To put this another way, it’s quite common to say that the iPhone, or PCs, or aircraft also looked primitive and useless once, but they got better, and the same will happen here. The problem with this is that the iPhone or the Wright Flier were indeed primitive and impractical, but they were breakthroughs of concept with clear paths for radical improvement. The iPhone had a bad camera, no apps and no 3G, but there was no reason why those couldn’t quickly be added. Blériot flew across the Channel just six years after the Wrights’ first powered flight. What’s the equivalent forward path here? There was an obvious roadmap for getting from a duct-taped mock-up to the Oculus Quest, and today for making the Quest even smaller and lighter, but what is the roadmap for breaking into a completely different model of consumer behaviour or consumer application? What specifically do you have to believe will change to take VR beyond games?  

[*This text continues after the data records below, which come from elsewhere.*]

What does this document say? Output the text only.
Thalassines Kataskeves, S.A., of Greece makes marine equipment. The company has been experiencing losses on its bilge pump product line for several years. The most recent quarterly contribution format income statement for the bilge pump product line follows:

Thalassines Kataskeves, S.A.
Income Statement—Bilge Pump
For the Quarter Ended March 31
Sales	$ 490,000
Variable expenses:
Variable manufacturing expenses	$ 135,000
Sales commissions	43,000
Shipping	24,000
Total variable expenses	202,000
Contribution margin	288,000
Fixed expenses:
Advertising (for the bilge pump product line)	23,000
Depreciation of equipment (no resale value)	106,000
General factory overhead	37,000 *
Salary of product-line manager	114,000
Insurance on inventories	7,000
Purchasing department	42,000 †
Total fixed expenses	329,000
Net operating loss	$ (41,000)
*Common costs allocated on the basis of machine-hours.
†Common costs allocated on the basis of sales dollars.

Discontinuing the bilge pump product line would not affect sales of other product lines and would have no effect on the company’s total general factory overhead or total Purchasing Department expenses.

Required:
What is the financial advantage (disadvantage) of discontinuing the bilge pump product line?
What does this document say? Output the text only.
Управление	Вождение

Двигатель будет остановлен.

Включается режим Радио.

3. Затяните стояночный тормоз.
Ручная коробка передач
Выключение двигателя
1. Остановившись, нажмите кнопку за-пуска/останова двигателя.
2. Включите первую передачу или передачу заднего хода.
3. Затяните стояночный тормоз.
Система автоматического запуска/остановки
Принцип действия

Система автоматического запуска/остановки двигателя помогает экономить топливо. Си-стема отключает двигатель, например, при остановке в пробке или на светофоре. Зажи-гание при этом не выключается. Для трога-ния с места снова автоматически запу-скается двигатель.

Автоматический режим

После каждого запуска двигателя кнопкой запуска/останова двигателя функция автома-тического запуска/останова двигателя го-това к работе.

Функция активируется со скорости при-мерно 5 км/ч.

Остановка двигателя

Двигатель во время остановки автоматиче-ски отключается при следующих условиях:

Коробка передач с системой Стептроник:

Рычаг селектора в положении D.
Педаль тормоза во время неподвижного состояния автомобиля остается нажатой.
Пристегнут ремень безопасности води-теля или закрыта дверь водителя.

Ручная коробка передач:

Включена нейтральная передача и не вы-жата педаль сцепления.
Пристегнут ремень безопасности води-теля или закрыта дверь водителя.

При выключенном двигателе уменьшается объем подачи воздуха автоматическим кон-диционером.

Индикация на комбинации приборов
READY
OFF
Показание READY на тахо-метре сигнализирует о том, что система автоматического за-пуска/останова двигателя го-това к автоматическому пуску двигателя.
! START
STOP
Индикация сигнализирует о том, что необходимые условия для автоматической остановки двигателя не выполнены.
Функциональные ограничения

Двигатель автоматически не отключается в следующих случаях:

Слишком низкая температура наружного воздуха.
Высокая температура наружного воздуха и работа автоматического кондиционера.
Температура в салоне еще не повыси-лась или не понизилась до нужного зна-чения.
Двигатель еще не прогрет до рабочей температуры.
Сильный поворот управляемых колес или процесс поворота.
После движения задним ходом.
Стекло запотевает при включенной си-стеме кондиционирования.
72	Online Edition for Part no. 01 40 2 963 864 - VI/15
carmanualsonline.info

Poking away at this a bit further, I think there are maybe four propositions to think about.

  • Is it true that we are essentially almost there, and a bit more iteration of the hardware and the developer ecosystem will get us to a tipping point, and the S Curve will turn upwards? How would we know?
  • Are we where smartphones were before the iPhone? All of the core technology was there - we had apps and touch screens and fast data networks and so on -  but we needed a change in the paradigm to package them all up in a much more accessible form. Is Oculus the new Symbian? It’s worth noting that no-one was really saying this about mobile before the iPhone - as I wrote here, the need for a new approach was  only obvious in hindsight.
  • Is there a fundamental contradiction between a universally accessible experience and a device that you put on your head that shuts out the world around you and places you into an alternative reality? Is ‘VR that isn’t deep and narrow’ an oxymoron? That, after all, was the answer for games consoles. I suspect a lot of people in tech would reject this out of hand -  the right VR, when we have it, must be the future, but one can’t actually take it as a given.
  • Or, by extension, is this the point - that ‘real’ VR needs some completely different device and that’s what would take it to universality? VR as HMD is narrow but VR as, say, neural lace is not?

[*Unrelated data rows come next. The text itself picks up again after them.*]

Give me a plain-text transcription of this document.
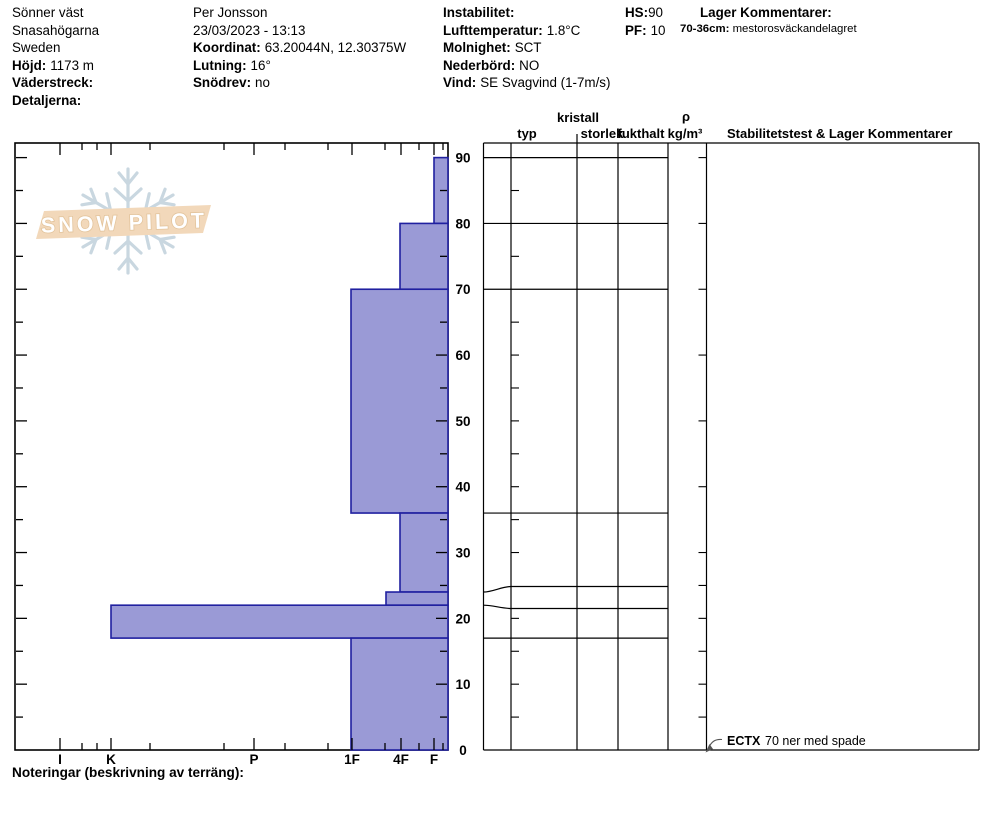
Sönner väst
Snasahögarna
Sweden
Höjd: 1173 m
Väderstreck:
Detaljerna:
Per Jonsson
23/03/2023 - 13:13
Koordinat: 63.20044N, 12.30375W
Lutning: 16°
Snödrev: no
Instabilitet:
Lufttemperatur: 1.8°C
Molnighet: SCT
Nederbörd: NO
Vind: SE Svagvind (1-7m/s)
HS:90
PF: 10
Lager Kommentarer:
70-36cm: mestorosväckandelagret
SNOW PILOT
0
10
20
30
40
50
60
70
80
90
I	K	P	1F 4F F
typ
kristall
storlek
fukthalt
ρ
kg/m³ Stabilitetstest & Lager Kommentarer
ECTX 70 ner med spade
Noteringar (beskrivning av terräng):
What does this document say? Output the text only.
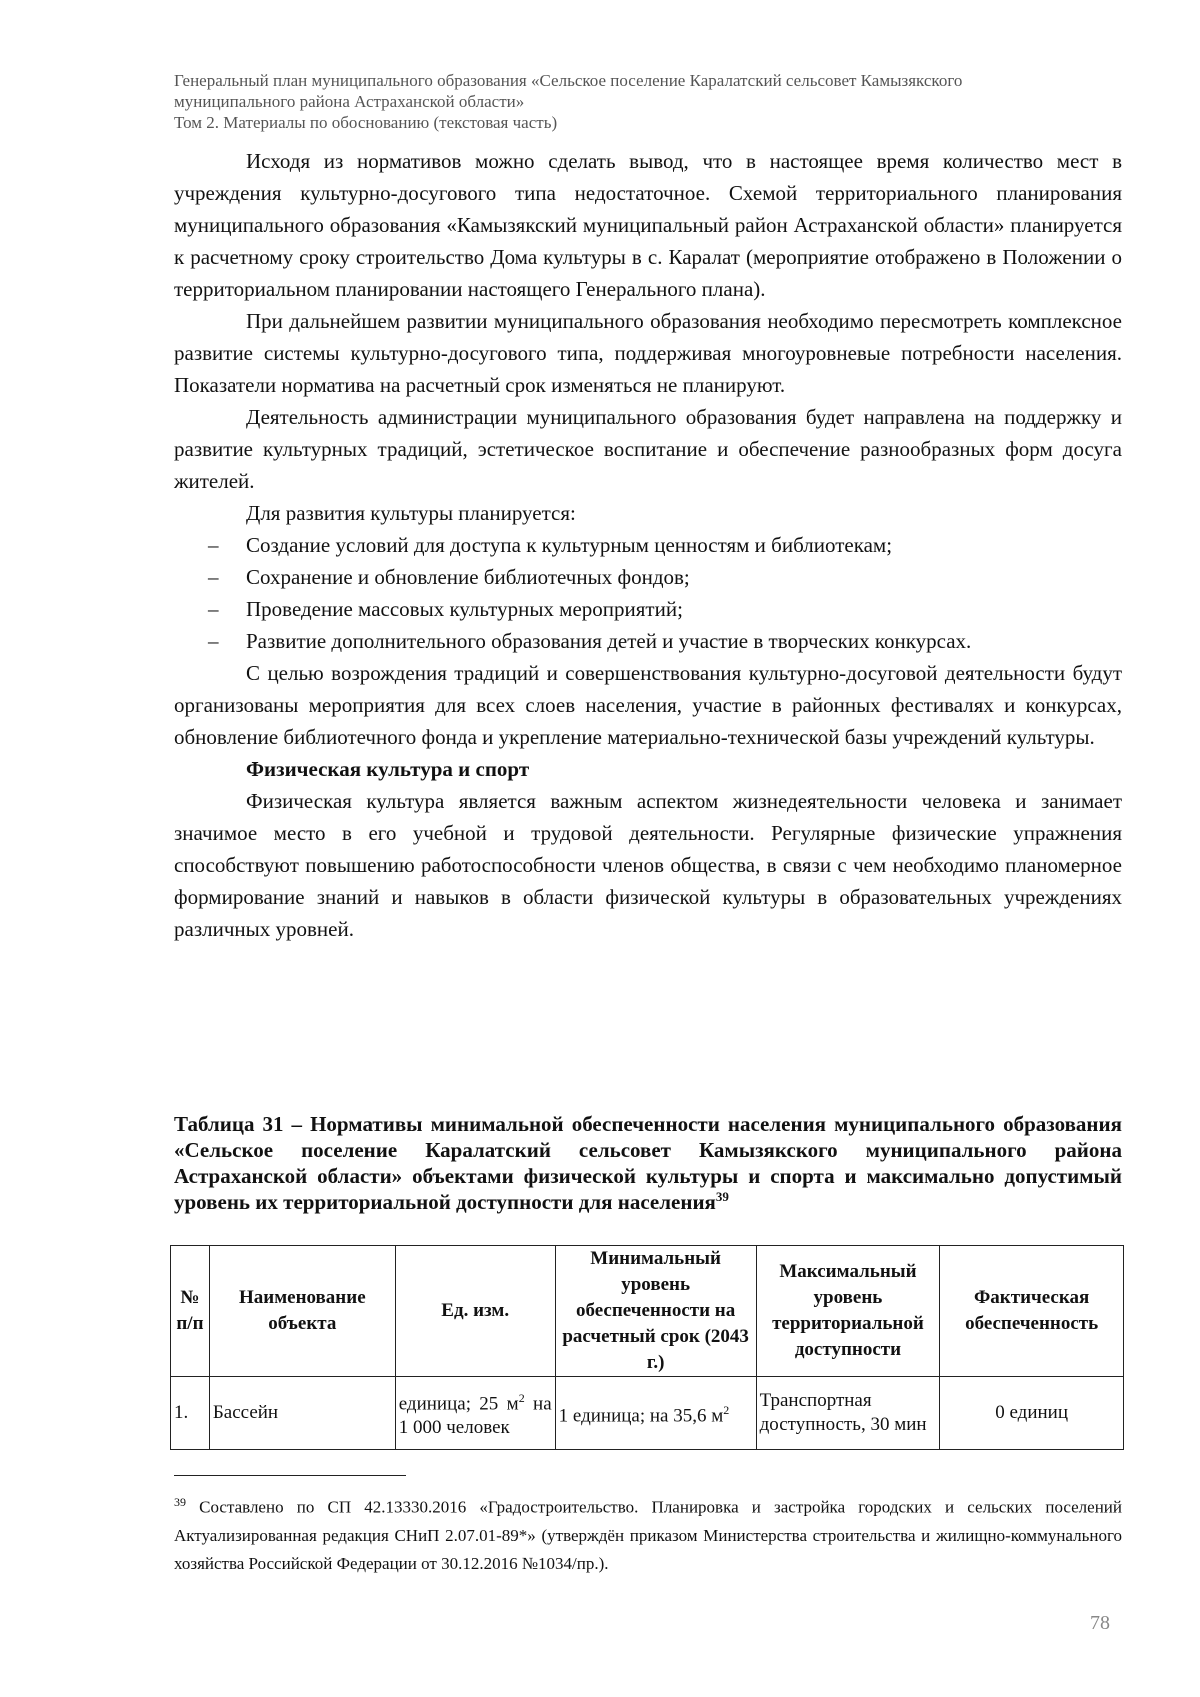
Генеральный план муниципального образования «Сельское поселение Каралатский сельсовет Камызякского
муниципального района Астраханской области»
Том 2. Материалы по обоснованию (текстовая часть)

Исходя из нормативов можно сделать вывод, что в настоящее время количество мест в учреждения культурно-досугового типа недостаточное. Схемой территориального планирования муниципального образования «Камызякский муниципальный район Астраханской области» планируется к расчетному сроку строительство Дома культуры в с. Каралат (мероприятие отображено в Положении о территориальном планировании настоящего Генерального плана).

При дальнейшем развитии муниципального образования необходимо пересмотреть комплексное развитие системы культурно-досугового типа, поддерживая многоуровневые потребности населения. Показатели норматива на расчетный срок изменяться не планируют.

Деятельность администрации муниципального образования будет направлена на поддержку и развитие культурных традиций, эстетическое воспитание и обеспечение разнообразных форм досуга жителей.

Для развития культуры планируется:

– Создание условий для доступа к культурным ценностям и библиотекам;
– Сохранение и обновление библиотечных фондов;
– Проведение массовых культурных мероприятий;
– Развитие дополнительного образования детей и участие в творческих конкурсах.

С целью возрождения традиций и совершенствования культурно-досуговой деятельности будут организованы мероприятия для всех слоев населения, участие в районных фестивалях и конкурсах, обновление библиотечного фонда и укрепление материально-технической базы учреждений культуры.

Физическая культура и спорт

Физическая культура является важным аспектом жизнедеятельности человека и занимает значимое место в его учебной и трудовой деятельности. Регулярные физические упражнения способствуют повышению работоспособности членов общества, в связи с чем необходимо планомерное формирование знаний и навыков в области физической культуры в образовательных учреждениях различных уровней.

Таблица 31 – Нормативы минимальной обеспеченности населения муниципального образования «Сельское поселение Каралатский сельсовет Камызякского муниципального района Астраханской области» объектами физической культуры и спорта и максимально допустимый уровень их территориальной доступности для населения$^{39}$
№ п/п	Наименование объекта	Ед. изм.	Минимальный уровень обеспеченности на расчетный срок (2043 г.)	Максимальный уровень территориальной доступности	Фактическая обеспеченность
1.	Бассейн	единица; 25 $м^2$ на 1 000 человек	1 единица; на 35,6 $м^2$	Транспортная доступность, 30 мин	0 единиц
$^{39}$ Составлено по СП 42.13330.2016 «Градостроительство. Планировка и застройка городских и сельских поселений Актуализированная редакция СНиП 2.07.01-89*» (утверждён приказом Министерства строительства и жилищно-коммунального хозяйства Российской Федерации от 30.12.2016 №1034/пр.).
78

Reading Mark’s quote above, as he talks about the merging of AR and VR, it strikes me that this and many visions for VR (cf ‘Ready Player One’) are really describing not ‘an HMD but a bit better’ but glasses, or perhaps contact lenses, or maybe even something even further into the future like neural implants. On that basis I think you could argue that even the Oculus Quest is not 3/4 of the way ‘there’ but actually still just at the beginning of the VR S Curve. The successor to the smartphone will be something that doesn’t just merge AR and VR but make the distinction irrelevant - something that you can wear all day every day, and that can seamlessly both occlude and supplement the real world and generate indistinguishable volumetric space. On that view the Oculus isn’t the iPhone - it’s the Newton, or the Apple 2, which were also far from universal, and the platonic ideal universal device is a decade or two into the future.

In turn, the trouble with this argument is that when tech people take about ‘ten years’ or ‘twenty years’, they are effectively right on the edge of science fiction - my grandfather wrote a lot of science fiction, but I try to think about the stuff we have now, and the roadmaps we have now that might tell us what we can build next. But if ‘real VR’ needs something that’s ten or twenty years away, we’re in for another VR winter.

Pulling all of these threads together, the issue I circle around is not just that we don’t have a ‘killer app’ for VR beyond games, but that we don’t know what the path to getting one might be. We can make assertions of belief from first principles - there was no killer app for the first PCs either, but they looked useful. When I started my career 3G was the hot topic, and every investor kept asking ‘what’s the killer app for 3G?’ It turned out that the killer app for having the internet in your pocket was, well, having the internet in your pocket. But with each of those, we knew what to build next, and with VR we don’t. That tells me that VR has a place in the future. It just doesn’t tell me what kind of place.